AVG(+1) = AVG(+2) = AVG(+3) = AVG(+4) = ADJODDS(86)

In CY 87, AVG(+1) = ADJODDS(86) and

AVG(+2) = AVG(+3) = AVG(+4) = [ADJODDS(86) + ADJODDS(87)]

In CY 88, AVG(+1) = ADJODDS(86), AVG(+2) = [ADJODDS(86) + ADJODDS(87)], and

AVG(+3) = AVG(+4) = [ADJODDS(86) + ADJODDS(87) + ADJODDS(88)]

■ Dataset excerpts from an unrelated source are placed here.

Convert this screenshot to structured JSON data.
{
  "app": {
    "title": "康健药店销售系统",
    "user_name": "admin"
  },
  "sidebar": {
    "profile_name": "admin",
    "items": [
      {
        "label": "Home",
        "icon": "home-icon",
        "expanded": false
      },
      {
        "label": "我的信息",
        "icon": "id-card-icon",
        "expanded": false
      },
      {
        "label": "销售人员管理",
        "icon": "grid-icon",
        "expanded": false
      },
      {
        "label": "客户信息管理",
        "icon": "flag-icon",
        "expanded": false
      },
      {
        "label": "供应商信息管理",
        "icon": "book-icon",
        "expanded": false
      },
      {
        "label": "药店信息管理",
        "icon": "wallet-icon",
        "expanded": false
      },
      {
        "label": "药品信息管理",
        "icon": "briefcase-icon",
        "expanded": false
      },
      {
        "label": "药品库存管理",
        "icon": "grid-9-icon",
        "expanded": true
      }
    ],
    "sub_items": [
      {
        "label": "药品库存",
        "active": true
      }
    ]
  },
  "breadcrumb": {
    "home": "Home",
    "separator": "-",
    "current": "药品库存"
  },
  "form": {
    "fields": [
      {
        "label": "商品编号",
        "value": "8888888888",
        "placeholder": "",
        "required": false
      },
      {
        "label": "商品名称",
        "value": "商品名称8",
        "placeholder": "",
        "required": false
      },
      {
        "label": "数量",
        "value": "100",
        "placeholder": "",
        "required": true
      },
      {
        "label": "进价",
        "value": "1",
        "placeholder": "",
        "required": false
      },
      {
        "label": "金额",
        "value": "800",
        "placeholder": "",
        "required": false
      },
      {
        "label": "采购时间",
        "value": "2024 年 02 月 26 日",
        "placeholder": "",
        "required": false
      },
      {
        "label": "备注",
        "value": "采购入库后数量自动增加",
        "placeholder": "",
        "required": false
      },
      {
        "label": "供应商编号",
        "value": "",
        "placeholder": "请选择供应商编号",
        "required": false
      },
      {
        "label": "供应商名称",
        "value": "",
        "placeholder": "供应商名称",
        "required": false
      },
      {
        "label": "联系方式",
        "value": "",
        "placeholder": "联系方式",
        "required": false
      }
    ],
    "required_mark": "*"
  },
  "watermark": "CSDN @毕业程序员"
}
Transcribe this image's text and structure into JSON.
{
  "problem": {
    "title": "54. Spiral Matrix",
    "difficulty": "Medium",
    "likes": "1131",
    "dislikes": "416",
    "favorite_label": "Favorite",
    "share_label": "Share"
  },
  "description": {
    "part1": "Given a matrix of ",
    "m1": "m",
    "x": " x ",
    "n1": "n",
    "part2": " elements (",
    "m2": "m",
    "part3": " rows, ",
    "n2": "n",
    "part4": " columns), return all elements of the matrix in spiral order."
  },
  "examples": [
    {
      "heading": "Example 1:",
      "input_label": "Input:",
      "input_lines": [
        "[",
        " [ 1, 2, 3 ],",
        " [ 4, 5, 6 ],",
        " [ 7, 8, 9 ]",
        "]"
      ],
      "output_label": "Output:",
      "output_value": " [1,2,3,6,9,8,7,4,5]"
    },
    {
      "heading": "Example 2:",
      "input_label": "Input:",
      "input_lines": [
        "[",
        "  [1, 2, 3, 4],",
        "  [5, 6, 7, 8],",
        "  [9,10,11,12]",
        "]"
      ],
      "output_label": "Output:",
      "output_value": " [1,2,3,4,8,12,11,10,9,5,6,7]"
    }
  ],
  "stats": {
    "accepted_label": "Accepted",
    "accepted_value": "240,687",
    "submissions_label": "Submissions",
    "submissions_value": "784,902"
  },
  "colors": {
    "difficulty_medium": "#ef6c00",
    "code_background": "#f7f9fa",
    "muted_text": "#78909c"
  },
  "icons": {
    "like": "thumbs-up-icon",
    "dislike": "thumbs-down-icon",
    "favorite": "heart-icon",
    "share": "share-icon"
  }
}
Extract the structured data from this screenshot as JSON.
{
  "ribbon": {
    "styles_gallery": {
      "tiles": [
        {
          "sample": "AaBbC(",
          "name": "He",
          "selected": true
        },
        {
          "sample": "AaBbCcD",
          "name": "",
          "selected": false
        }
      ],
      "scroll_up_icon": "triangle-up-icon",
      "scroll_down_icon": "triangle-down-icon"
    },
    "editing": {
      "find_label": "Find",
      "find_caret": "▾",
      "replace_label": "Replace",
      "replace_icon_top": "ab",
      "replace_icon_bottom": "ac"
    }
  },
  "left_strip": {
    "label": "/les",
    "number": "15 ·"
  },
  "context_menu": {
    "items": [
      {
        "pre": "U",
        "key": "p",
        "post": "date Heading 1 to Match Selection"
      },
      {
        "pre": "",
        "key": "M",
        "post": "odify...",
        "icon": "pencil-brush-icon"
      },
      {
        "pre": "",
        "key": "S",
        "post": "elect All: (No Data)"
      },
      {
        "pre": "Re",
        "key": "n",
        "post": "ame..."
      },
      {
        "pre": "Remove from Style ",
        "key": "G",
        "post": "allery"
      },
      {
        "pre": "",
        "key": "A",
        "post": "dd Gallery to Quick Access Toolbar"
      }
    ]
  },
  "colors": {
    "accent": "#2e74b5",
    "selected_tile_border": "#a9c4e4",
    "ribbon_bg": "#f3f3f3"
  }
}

Table 2-4 shows the preliminary effectiveness estimates for each State and calendar year. As explained above, no estimate could be made for 1986 Virginia data. Whereas a detailed statistical analysis of the findings, including computation of averages and significance tests, will only be performed on the "final" effectiveness estimates in Section 2.6, two phenomena are immediately apparent from Table 2-4. The estimates are almost all positive: of 79 individual numbers, only 2 are negative, and even those are barely below zero. The effect in CY 1987 is consistent across States (6 to 10 percent) and it is almost always higher than the effects in subsequent years.